Although the resulting software only won third place in the company contest, Logikos decided to see if there was any interest in such a product from the U.S. military. As it turned out, a similar handheld application for mortar telemetry had just failed testing and Logikos was able to provide its replacement. The Logikos software has already passed its first operations test and the company is currently in discussions to sell the program to the United States Marines.

It's providing solutions in that manner that makes Renselle proud of what she and her employees have accomplished since those early days in her living room. And now she is determined to reward the people who have helped the company grow and prosper.

Renselle has decided it's time for her to step down from leading Logikos and has made arrangements for its 26 shareholders to buy out her interest in the company over the next two years.

"I think one of the things that a CEO is responsible for is planning their own succession and having the sense to know when it's the right time to go," she says. In doing so, Renselle fulfilled a promise that she made upon becoming CEO that she would not sell the company to outsiders.

"I could have made oodles more money if I had sold to an outsider," Renselle says. "But that's not what it's all about."

Too often mergers and acquisitions are calculated by looking at investments strictly in terms of financials and not as to the impact they have on the people who are involved, she adds. That's why so many of the fastgrowth technology companies that have been created in recent years foundered when they were bought out by larger corporations.
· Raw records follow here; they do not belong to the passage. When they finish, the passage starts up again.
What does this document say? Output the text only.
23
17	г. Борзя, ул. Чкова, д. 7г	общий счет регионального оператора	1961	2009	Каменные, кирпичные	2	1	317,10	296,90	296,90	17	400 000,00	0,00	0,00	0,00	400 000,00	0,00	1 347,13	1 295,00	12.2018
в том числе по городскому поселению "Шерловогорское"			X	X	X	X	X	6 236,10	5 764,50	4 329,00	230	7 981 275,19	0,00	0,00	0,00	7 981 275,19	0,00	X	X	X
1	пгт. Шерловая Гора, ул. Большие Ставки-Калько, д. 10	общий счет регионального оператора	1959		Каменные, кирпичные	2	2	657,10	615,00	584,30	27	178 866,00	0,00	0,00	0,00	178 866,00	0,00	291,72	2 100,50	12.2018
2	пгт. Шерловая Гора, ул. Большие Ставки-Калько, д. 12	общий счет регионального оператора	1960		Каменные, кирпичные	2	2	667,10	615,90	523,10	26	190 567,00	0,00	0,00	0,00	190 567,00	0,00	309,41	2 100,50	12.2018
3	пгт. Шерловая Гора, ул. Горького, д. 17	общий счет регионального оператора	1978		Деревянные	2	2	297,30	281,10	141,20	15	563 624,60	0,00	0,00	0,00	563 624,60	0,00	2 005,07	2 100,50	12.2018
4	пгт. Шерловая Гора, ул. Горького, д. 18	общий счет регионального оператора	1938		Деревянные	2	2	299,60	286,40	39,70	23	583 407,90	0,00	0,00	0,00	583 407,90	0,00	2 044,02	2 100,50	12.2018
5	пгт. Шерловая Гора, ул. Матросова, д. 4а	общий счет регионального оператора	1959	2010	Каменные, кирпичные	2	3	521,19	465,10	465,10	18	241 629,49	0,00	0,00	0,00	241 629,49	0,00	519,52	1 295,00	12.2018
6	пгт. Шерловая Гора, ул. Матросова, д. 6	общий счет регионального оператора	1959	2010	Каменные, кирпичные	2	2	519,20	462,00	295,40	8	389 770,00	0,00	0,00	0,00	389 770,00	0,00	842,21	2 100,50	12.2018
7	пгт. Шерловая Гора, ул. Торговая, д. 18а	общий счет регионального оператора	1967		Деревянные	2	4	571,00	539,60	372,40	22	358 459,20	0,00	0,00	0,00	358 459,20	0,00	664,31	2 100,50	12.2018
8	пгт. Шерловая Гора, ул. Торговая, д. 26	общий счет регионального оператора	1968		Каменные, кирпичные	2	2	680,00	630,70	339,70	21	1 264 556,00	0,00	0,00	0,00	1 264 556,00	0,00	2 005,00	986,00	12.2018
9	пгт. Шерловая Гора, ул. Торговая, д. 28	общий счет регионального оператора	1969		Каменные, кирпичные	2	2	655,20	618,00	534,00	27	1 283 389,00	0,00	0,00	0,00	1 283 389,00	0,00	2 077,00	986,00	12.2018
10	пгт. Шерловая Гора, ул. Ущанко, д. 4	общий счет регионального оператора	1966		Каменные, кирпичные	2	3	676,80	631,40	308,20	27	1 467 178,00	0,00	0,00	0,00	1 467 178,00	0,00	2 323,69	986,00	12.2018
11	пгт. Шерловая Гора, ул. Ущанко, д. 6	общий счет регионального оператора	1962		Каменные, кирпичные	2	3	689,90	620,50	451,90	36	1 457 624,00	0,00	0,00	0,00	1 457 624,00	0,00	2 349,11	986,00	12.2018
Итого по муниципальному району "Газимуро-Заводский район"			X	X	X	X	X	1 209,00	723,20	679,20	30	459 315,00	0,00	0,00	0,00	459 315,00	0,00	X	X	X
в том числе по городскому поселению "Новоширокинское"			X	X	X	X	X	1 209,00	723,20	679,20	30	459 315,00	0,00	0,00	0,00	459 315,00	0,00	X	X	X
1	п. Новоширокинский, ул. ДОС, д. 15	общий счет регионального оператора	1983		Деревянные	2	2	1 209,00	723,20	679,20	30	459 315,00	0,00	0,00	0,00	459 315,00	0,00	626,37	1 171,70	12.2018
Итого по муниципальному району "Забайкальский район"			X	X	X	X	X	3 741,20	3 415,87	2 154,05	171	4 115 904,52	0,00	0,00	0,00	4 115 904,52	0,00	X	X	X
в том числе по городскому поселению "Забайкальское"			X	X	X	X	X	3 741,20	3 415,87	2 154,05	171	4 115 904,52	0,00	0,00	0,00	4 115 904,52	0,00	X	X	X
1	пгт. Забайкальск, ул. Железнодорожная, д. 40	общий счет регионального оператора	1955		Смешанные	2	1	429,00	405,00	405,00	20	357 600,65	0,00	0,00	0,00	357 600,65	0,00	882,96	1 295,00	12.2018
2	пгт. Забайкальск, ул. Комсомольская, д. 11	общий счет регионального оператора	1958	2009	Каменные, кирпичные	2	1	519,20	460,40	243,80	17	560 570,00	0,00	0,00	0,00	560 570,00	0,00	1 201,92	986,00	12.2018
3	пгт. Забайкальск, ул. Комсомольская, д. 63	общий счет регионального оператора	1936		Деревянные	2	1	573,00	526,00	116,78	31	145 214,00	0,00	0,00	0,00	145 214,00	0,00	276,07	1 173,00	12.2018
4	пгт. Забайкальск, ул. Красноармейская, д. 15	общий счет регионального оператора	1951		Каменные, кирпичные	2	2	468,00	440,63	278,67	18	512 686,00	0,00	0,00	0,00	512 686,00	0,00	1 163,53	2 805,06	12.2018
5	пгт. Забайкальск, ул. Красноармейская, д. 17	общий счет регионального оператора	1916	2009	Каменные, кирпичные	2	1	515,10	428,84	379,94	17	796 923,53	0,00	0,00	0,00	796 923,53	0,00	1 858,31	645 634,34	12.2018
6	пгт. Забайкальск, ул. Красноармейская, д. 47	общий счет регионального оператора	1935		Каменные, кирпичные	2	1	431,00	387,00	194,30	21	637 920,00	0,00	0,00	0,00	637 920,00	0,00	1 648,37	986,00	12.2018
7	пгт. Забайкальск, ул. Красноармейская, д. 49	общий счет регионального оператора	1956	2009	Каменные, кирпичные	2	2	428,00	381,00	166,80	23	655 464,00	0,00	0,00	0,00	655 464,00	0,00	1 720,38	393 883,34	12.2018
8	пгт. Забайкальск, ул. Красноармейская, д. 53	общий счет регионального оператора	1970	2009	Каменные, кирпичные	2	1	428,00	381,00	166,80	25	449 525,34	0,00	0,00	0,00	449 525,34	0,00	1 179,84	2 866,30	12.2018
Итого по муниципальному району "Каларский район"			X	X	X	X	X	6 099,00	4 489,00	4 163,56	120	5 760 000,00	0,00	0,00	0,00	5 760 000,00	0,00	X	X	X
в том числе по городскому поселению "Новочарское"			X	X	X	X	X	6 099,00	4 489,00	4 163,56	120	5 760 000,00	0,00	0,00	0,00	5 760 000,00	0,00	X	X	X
"They lose their heart, their core competencies and their purpose," Renselle says, noting she doesn't want to see that happen to Logikos employees, many who have been with the company for five, 10 or 15 years.

However, Renselle doesn't expect to be inactive in her retirement. She recently joined the board of the Indiana Chamber of Commerce and has started public speaking on the role of women executives in the future of business.

"Having survived as an elementary school teacher and a high-tech executive, maybe I could launch a third career in motivational speaking," she says with a smile. The smart money isn't betting against it.